Jon and I attended the London .NET User Group meeting on Thursday (June 23rd). The two guest speakers were excellent.
First up was Charlie Poole, lead developer for the NUnit project. Charlie's laptop had almost run out of batteries and nobody had a UK adapter, so instead of running the risk of his power giving up partway through the presentation, he asked the audience what they wanted him to talk about. This approach worked absolutely perfectly, Charlie has around 30 years of development experience and has a lot to say about testing and development methodologies. Charlie had just come from presenting at the XP2005 conference at Sheffield University, so we were treated to some of his thoughts on Extreme programming and agile methodologies as well. It was a real shame that he had to stop speaking as I think we could have listened to him all night.

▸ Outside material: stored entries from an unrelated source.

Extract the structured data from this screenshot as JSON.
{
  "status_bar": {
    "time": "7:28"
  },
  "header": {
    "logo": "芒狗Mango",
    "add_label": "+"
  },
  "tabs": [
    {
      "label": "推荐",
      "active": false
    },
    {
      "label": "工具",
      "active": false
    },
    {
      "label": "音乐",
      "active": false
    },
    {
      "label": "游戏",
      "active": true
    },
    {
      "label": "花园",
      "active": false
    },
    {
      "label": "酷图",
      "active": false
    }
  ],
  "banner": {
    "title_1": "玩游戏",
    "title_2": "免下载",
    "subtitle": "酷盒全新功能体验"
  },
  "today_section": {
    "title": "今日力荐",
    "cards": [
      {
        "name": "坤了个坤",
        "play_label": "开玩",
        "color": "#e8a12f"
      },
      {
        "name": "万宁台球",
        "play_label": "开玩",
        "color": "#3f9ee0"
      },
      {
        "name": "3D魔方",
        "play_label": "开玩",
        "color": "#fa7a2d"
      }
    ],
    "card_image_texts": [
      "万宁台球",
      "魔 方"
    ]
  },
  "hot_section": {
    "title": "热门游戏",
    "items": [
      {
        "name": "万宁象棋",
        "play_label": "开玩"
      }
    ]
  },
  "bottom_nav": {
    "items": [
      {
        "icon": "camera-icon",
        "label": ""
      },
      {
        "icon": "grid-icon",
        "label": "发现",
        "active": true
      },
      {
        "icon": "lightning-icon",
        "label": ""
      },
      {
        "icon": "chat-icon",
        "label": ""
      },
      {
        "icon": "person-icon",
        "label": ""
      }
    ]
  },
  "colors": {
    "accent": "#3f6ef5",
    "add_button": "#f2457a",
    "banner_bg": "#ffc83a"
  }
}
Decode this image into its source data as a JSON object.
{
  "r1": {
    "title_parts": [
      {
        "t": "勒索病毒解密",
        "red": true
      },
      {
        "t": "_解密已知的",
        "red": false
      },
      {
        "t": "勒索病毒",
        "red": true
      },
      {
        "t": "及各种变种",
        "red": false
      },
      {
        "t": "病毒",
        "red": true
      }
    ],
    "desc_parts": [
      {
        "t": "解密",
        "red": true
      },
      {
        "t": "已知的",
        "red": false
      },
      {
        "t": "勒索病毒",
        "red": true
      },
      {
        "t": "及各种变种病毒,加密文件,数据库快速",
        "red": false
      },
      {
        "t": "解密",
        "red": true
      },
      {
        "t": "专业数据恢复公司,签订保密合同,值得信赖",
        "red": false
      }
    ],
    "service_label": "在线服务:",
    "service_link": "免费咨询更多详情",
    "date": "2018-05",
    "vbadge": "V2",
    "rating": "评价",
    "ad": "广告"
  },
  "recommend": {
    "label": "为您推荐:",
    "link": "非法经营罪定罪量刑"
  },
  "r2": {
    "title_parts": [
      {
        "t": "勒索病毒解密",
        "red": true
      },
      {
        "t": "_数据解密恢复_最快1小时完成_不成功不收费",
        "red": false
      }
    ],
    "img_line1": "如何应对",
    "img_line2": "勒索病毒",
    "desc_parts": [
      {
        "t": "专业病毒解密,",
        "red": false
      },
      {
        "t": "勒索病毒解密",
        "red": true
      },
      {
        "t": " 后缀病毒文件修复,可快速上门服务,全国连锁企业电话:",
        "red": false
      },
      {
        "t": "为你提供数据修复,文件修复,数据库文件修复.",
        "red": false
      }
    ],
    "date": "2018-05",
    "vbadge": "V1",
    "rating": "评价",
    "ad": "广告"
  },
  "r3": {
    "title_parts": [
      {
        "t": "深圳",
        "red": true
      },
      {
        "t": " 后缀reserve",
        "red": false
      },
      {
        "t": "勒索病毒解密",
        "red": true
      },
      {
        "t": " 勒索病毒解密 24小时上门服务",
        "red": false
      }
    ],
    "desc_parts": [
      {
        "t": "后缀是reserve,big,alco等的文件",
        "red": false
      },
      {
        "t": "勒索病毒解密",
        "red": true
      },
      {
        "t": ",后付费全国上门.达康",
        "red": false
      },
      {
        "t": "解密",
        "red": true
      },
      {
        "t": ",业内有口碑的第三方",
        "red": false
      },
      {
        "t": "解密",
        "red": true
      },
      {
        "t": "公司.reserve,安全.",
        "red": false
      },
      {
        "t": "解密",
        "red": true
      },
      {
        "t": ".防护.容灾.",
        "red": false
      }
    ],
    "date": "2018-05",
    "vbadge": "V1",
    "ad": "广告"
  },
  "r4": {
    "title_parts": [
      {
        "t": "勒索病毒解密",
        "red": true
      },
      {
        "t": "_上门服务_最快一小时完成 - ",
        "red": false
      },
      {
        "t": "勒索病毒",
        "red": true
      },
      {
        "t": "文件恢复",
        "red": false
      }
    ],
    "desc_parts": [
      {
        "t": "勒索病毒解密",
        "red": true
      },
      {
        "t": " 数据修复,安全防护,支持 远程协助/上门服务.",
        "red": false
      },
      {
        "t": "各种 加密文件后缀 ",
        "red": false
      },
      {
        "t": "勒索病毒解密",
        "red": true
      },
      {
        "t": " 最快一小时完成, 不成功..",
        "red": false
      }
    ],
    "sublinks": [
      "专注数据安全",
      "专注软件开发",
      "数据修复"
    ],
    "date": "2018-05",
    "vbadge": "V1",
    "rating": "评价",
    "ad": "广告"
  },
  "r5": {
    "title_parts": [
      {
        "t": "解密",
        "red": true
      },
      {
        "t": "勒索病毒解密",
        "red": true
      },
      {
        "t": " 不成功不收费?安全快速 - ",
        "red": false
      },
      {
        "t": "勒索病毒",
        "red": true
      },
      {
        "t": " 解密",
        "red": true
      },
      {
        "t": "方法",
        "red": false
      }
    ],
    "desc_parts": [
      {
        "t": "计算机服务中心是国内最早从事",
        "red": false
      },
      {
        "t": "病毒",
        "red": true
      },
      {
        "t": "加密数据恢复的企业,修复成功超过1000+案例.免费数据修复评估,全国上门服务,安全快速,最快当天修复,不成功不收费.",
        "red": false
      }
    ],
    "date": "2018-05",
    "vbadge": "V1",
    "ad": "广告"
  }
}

Second up was Benjamin Mitchell, who gave an excellent introductory presentation to Indigo, he gave people who had never heard of Indigo before great insight into its usage and extensibility. Benjamin is an excellent speaker and communicates the topic very well.
I went to the Geek Dinner in Crowborough on Wednesday (22nd June). It was a really interesting event and great fun to be able to talk to other Geeks over a curry. The conversation centred less on programming issues, although that was a significant part of it, but more on the history of computing over the years and those early days using a ZX81 with its keys made of some kind of 'dead skin'.
Simon Harriyott was interested in source control for his SQL Server database scripts, an area where he felt the tool support was lacking somewhat. We talked about a number of options, but it seemed that the closest we could get was to code SQL inside of Visual Studio (Simon is lucky enough to be targetting his apps at .NET Framework 2 and thus he develops inside Visual Studio 2005 Beta 2).
All in all a great event and I am looking forward to the next one.